OtherNon importa se non ti piace questo lato di me
Lo faccio comunque
Perché non sarebbe un disco di Rosie Lowe senza le contraddizioni e i colpi di scena, quei repentini cambi d'umore sottolineati da slanci elettronici e smembramenti della forma. È sempre il marito a dirigere il filmato dell'altro singolo "In My Head", un incalzante funk sintetico condotto sopra una vertiginosa linea di basso, tanto preciso nella costruzione ritmica quanto sottilmente letale nelle intenzioni; stavolta, la protagonista viene catturata attraverso poche azioni mondane ripetute con ossessione, uno scazzo elegante e androgino ma dal quale è meglio tenersi a distanza di sicurezza.
È qui, insomma, che l'ascolto mostra la propria imprevedibile natura poliforme; un tempo allieva del coro di
Eska, nel quale ha imparato l'uso dell'armonia oltre i soliti canoni occidentali, e già contemporanea dei collage
soul-step di
James Blake, e del gospel sintetizzato e fatto a pezzi da
Kanye West e
Frank Ocean, Rosie prende le curve col freno a mano tirato, maestra della materia produttiva oltre ogni steccato di genere. Non c'è altro modo per descrivere l'arguto
limerick "Bezerk", un
nonsense condotto col tagliente afflato sintetico del
Prince di "
Parade".
Incalzante sotto una sbertucciata ossatura ritmica, "Something" punta dritta alle orecchie, il brano-chiave di questa natura per così dire "altra", eternamente divisa tra tradizione e futurismo.

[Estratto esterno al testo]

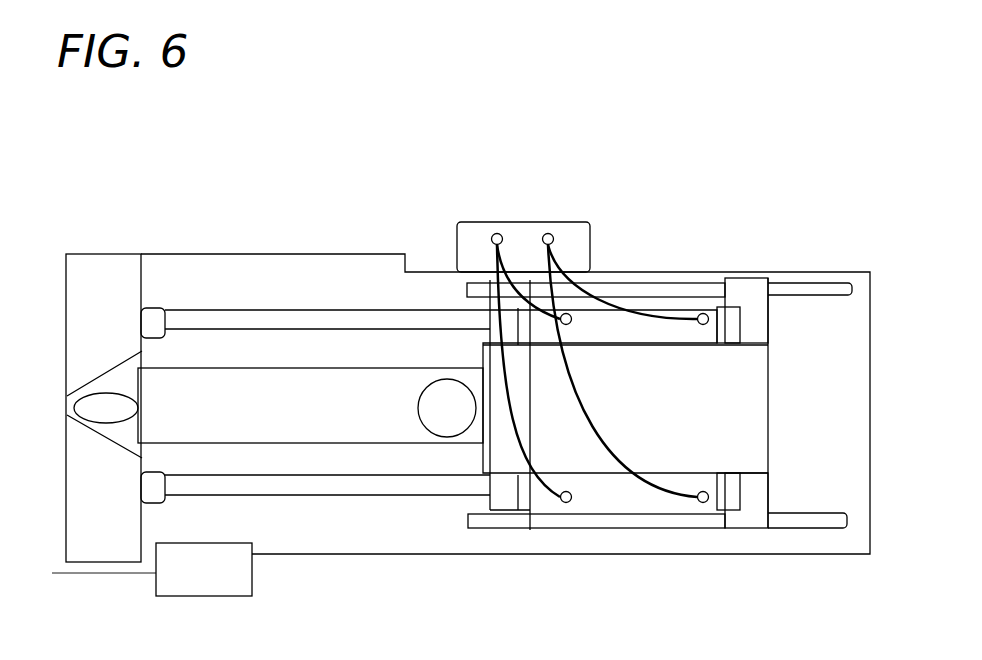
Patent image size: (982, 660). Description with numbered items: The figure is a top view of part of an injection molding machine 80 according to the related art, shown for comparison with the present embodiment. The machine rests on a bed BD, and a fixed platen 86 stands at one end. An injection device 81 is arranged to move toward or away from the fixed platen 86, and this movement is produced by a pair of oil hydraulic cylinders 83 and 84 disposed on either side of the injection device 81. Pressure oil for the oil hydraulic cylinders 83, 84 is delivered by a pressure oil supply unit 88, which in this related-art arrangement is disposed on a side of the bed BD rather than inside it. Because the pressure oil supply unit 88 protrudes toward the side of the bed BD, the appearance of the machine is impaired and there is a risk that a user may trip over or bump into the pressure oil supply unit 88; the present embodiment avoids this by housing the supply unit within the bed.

The injection molding machine 80 is at (785, 210).
The bed BD is at (272, 254).
The fixed platen 86 is at (112, 254).
The injection device 81 is at (355, 447).
The pressure oil supply unit 88 is at (480, 222).
The oil hydraulic cylinder 83 is at (660, 335).
The oil hydraulic cylinder 84 is at (620, 503).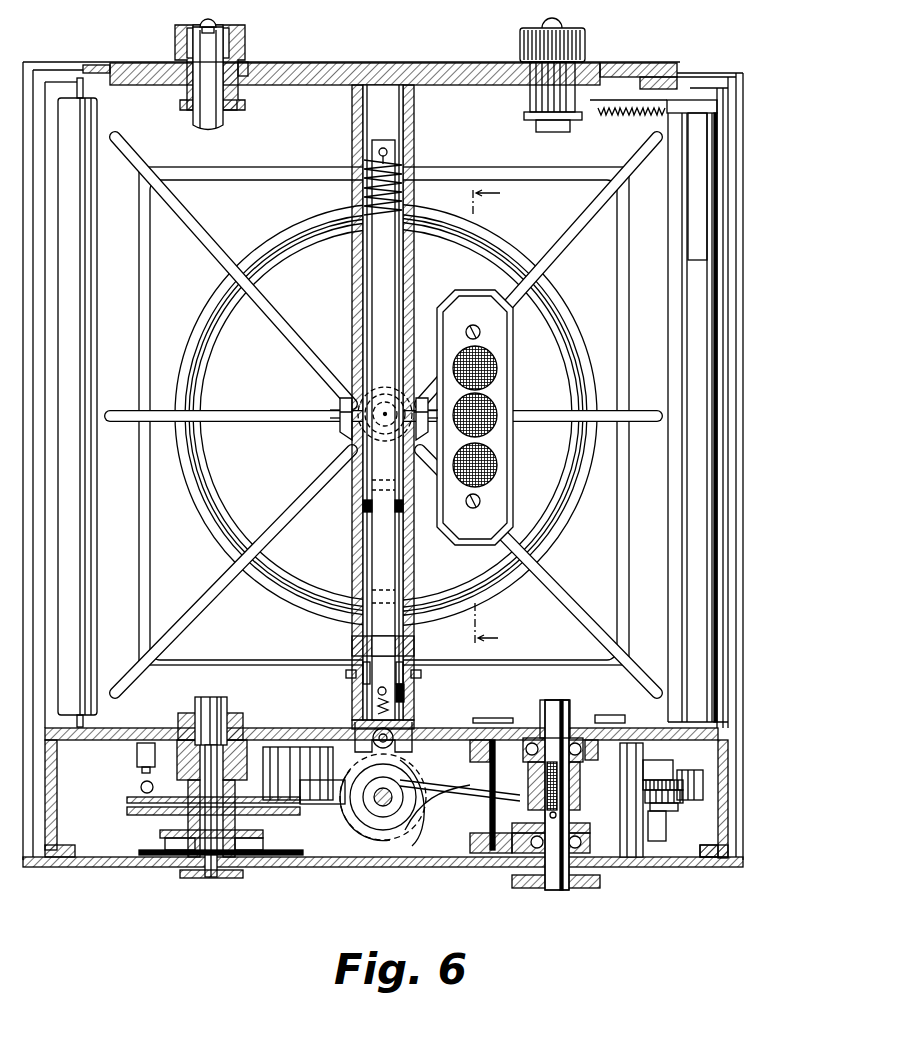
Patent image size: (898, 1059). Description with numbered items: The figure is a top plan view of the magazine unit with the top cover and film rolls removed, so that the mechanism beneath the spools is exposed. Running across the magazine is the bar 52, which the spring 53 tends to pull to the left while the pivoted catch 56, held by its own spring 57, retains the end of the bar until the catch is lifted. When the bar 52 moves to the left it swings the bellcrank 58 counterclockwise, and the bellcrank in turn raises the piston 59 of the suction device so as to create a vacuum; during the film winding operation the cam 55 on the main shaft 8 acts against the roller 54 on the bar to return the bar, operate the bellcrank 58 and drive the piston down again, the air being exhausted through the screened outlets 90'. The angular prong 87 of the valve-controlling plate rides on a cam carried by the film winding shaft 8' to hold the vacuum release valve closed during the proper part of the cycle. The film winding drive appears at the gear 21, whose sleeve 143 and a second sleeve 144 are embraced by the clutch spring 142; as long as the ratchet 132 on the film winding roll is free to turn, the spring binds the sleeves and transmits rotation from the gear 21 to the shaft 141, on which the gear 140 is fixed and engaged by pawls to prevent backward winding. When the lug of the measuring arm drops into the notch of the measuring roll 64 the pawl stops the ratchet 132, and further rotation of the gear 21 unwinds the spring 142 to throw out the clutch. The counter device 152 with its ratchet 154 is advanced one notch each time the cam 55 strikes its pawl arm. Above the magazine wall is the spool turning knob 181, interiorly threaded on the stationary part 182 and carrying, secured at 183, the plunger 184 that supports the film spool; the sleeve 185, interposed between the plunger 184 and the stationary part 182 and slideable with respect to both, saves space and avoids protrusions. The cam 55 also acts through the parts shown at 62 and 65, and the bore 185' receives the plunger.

Certo, l'ascolto a tratti si fa ostico; verso metà scaletta, per esempio, Rosie calza la mano infilando una triade di esperimenti in rapida successione. Dapprima, l'obliqua decostruzione corale "Don't Go" affonda nel gospel e nel
blues, poi, la bizzarra mini-suite "In The Morning" si fa esperanto totalizzante, tramite una sognante eco
easy listening novecentesca sciolta dentro astratte partiture
hip-hop. Ma "Out Of You" sembra uscita dal "
Felt Mountain" dei
Goldfrapp, avvolta com'è da boschivi sibili jazzati mentre Rosie vi lamenta dentro come la più sconsolata delle fate. Fa specie anche il sibillino tratteggio di "Lay Me", ideato attorno a una ritmica da camera alquanto rilassata, che invece punzecchia l'ascoltatore tramite liriche intinte in un amaro sarcasmo tutto
British.
Lover, OtherSpero tu abbia trovato la pace, laggiù
Spero tu possa finalmente dormire, laggiù
Mai, non andare
Mai, mai
Non lasciarmi
Ci lascia così, seduti sul ciglio della scogliera con "Sundown" e annessa "Reprise", a osservare il tramonto in un atto di corale tristezza dalla quale dobbiamo cavare le nostre conclusioni. Perché sopra ogni cosa, "Lover, Other" è un disco di confine, nel quale convivono tante anime diverse: talvolta suona spiccatamente aperto alla melodia con gioia e calore, subito dopo lo ritroviamo ingrippato dentro a qualche diavoleria elettronica. Proprio come l'immagine di copertina, insomma, o ancor meglio illustrato dal fatto che la
title track, solitamente punto focale di un'opera, qui sia giusto un intermezzo strumentale per archi e riverberi sintetici, un nebuloso tocco ambient impiegato come misteriosa pennellata di contesto per aprire chissà quali sviluppi futuri.
Eccellente cantautrice d'amore ed esperta maestra del dubbio oltre ogni facile consumo, Rosie Lowe sarà sempre un affare per pochi, il suo contributo non è che una minuscola punta di diamante nel panorama del moderno cantautorato. Guai a farselo scappare.